Examination of Witnesses (Questions 120-139)
MR HECTOR
SANTS, MR
DAN WATERS
AND MS
LESLEY TITCOMB
15 DECEMBER 2008
Q120 Mr Brady: Would you acknowledge
that one of the things that has come out of this problem is the
number of people, particularly British expatriates, who felt that
the UK's "know your customer" regime meant that they
were unable to hold their savings legitimately in UK onshore banks?
Mr Sants: Technically, that has
been a decision for the banks themselves but, as you rightly say,
this has been an issue which has been highlighted by this set
of events and we would reasonably expect the banks to give consideration
to those facts.
Q121 Mr Brady: Is it not the case
though, would you say, that if a person has been told by their
bank that they will not take those deposits in a UK bank account,
the bank should have told them that others would?

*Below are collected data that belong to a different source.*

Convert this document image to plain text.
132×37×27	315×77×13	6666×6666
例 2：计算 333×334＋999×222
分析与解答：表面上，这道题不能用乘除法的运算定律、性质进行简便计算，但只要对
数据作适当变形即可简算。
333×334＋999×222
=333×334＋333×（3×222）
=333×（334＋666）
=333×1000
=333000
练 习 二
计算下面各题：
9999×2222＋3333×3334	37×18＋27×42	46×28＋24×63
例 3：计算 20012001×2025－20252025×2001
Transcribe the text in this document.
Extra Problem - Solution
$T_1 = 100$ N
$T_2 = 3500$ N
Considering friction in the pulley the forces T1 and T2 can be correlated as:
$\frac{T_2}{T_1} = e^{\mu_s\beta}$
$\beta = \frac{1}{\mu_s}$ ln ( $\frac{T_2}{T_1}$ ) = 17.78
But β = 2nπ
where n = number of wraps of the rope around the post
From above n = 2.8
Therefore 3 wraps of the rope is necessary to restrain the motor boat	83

Mr Sants: It is an interesting
question. I think you would have to hesitate to say that it is
an obligation on a firm to give advice about other firms' services
unless they are setting themselves up so to do. It is entirely
the right of a firm to decide it does not want to take on a particular
type of business, and unless they have set themselves up as providing
general advice, it is not necessarily the case that they have
an obligation to refer the business on to a competitor. Dan, I
do not know if you have anything to say?
Mr Waters: I have nothing more
to say.
Q122 Mr Brady: Will you be undertaking
further work in the future to ensure that people working offshore
are aware that they are able to hold their savings onshore?
Mr Sants: It is an interesting
question, a question maybe for the Committee and maybe for a future
discussion as to whether you feel our financial capability objectives
extend to UK citizens wherever they are living or whether we are
seeking to address those living within our national boundary.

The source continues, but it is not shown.